The actors are at every point so firmly held in the director's will that there are no performances of individual style. Still, Robert Morley is shrewdly used as the No. 1 no-good. Peter Lorre, too, is elegantly played for laughs as a German named O'Hara (pronounced O'Horror).

Of the principals, Jennifer Jones, her hair blonded for the occasion, does the best with the best part& -she manages to catch the mystic fervor of the truly creative liar. Bogart and Lollobrigida are a little too surface-smooth with their lines, suggesting sometimes that underneath the words they do not really know what they are up to.

The uncertainty is understandable in a picture cuffed off as casually as Beat the Devil was. The marvel is that there is not more uncertainty. And yet, actually, the bluffing and the weasels and the downright mistakes are what give this picture, as they give a jam session, its personal style. What one comes to hear is not the clinkers but those crazy riffs, of which Beat the Devil has some fine ones.
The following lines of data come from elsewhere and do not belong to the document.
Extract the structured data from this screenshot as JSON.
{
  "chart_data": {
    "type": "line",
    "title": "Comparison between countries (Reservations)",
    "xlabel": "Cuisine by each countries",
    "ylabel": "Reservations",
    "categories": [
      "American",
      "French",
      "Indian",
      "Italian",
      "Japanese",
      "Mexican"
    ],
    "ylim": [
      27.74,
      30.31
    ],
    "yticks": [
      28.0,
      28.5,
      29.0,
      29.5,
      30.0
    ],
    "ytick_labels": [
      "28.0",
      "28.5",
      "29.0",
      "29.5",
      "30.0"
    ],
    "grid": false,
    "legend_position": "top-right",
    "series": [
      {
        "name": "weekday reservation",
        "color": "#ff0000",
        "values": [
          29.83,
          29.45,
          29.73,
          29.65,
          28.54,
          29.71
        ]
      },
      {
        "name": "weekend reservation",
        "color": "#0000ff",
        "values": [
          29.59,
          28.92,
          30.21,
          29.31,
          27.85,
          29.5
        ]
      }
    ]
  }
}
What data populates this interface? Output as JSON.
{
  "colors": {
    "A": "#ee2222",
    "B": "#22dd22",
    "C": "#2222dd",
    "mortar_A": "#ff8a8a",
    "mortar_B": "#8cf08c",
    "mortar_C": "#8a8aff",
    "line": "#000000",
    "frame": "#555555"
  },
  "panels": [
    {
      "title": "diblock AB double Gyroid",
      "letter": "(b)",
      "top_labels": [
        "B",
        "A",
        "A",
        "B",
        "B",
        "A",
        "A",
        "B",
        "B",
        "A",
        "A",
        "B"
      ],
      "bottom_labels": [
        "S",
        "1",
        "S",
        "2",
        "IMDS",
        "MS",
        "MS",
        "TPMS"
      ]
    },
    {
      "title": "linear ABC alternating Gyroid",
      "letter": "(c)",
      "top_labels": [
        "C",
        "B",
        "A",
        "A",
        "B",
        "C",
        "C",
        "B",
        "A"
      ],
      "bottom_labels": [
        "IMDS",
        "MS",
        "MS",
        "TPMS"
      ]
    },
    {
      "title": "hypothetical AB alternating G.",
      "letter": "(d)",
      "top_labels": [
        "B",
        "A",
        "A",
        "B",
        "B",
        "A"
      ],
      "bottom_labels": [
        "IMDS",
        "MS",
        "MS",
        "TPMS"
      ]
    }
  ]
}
New Faces (Edward Alperson; 20th Century-Fox). The difference between stage and screen has been described as "the difference between a kiss on the lips and a kiss over the telephone." By this definition, it takes some vigorously imaginative cinematography to make a movie out of a stage show. In Top Banana (TIME, Feb. 22), and again in New Faces, the movie public is being offered Broadway revues, adapted to the screen with little more imagination than it takes to set up a camera unit in the front-row balcony. Both photoplays are literally photographed plays (most of New Faces was shot against the same flats used in the touring stage production), and as movies, they are rather like telephone kisses. But if the public likes them. Hollywood has found a cheap new way to make cine-musicals, for neither picture cost anywhere near $1,000,000.

On Broadway, New Faces had the irresistible appeal of freshness, bounce and intimacy. The production had concentrated youth -Singers Eartha Kitt. Robert Clary, June Carroll; Comics Ronny Graham and Alice Ghostley -along with some bright sketches and several good songs (Monotonous, Love Is a Simple Thing, I'm in Love with Miss Logan). Also, the show was ingratiatingly small: it played up, rather than down, to the audience.

In CinemaScope, New Faces is anything but small. Pint-sized (5 ft. i in.) Robert Clary looms over the customers like King Kong with a French accent. And minor skits like Snake Charmer (on his daily round of the downtown office buildings), which tickled theatergoers to laughter, deliver a hard bang on the moviegoer's funny bone.

Even so, Jukebox Favorite Eartha Kitt breaks through the film barrier at a disturbing velocity. This copper-colored daughter of a North Carolina cotton farmer, who quit the Katherine Dunham troupe to try for the big money, is neatly made, has a cobra-cold allure, sings well in both French and English, and dances with the unerring grace of a cat. More to the point, she makes the spectator feel like an iron filing when the magnet passes by.